Le daría una bofetada, sin dudarlo.
Pero luego.
Malditas mujeres, pensó El Holandés. Malditas fueran todas las mujeres. Sobre todo las altas, llenas de curvas y con labios que sabían a… a guindas. Siempre había tenido debilidad por las guindas.
La apartó de sí, pero siguió agarrando sus hombros.
—Vamos a dejar algo claro…
—Cómo se atreve a… —dijo Coco al mismo tiempo.
Los dos se separaron como niños culpables cuando la puerta de la cocina se abrió.
Paula se quedó de piedra, boquiabierta, en el umbral. No podía haber visto lo que había visto.

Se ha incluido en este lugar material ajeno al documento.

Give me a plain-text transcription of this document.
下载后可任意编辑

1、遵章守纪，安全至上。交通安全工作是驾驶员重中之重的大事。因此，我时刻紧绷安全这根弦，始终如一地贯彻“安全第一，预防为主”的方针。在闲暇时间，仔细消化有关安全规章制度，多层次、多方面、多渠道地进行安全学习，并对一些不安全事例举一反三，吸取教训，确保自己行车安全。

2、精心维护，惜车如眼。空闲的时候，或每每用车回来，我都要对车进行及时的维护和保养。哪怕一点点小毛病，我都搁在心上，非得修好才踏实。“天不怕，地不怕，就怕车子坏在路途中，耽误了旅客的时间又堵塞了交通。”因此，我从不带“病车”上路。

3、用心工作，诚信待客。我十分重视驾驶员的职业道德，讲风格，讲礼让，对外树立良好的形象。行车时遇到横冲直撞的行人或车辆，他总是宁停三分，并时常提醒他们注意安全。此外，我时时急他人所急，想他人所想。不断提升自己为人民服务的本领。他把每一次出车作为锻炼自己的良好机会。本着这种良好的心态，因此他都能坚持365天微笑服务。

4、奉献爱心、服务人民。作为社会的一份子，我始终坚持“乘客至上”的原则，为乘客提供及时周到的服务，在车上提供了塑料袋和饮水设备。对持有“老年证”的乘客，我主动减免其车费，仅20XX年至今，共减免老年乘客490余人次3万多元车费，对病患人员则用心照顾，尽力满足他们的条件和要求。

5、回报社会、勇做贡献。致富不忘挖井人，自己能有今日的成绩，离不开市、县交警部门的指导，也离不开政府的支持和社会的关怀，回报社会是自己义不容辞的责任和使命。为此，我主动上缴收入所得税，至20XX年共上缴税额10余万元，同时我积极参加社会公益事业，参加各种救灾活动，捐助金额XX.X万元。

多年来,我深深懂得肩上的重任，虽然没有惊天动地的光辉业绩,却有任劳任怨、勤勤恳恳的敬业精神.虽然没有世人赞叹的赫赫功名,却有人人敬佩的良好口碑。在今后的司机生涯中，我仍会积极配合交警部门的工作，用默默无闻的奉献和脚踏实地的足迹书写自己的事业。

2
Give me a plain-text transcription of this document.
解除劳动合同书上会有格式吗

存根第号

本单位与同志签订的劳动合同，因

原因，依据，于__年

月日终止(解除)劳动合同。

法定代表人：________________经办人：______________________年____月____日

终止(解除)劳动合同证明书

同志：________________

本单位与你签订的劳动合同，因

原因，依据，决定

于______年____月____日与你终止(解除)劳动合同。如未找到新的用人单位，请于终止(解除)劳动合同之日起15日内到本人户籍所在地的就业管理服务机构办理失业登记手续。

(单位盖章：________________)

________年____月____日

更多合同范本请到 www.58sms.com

Coco estaba comprobando el guisado y El Holandés haciendo una crema. No podían estar… abrazados. Pero a los dos se les habían subido los colores.
—Perdón —dijo—. Siento…
—Oh, Paula, querida —dijo Coco, aturdida y retocándose el peinado. Estaba temblando, de vergüenza, se dijo—. ¿Qué puedo hacer por ti?
—Solo quería comprobar los gastos de la cocina contigo —dijo Paula, que no dejaba de mirar a El Holandés y a Coco. La tensión era tan fuerte que el aire se podía cortar con un cuchillo—. Pero si estás ocupada, podemos hacerlo después.
—Tonterías —dijo Coco, limpiándose el sudor de las manos en el delantal—. Solo un poco frenéticos preparando la llegada de Teo.
—¿Teo? Oh, me había olvidado. Llega el padre de Teo —dijo Paula, y comenzó a retroceder—. Entonces no es necesario que…
—No, no —«Oh, Dios», pensó Coco, «no me dejes»—. Es la ocasión perfecta. Aquí todo está bajo control. Vamos a tu despacho si quieres —dijo tomando a Paula del brazo—. El señor Van Home puede ocuparse de todo.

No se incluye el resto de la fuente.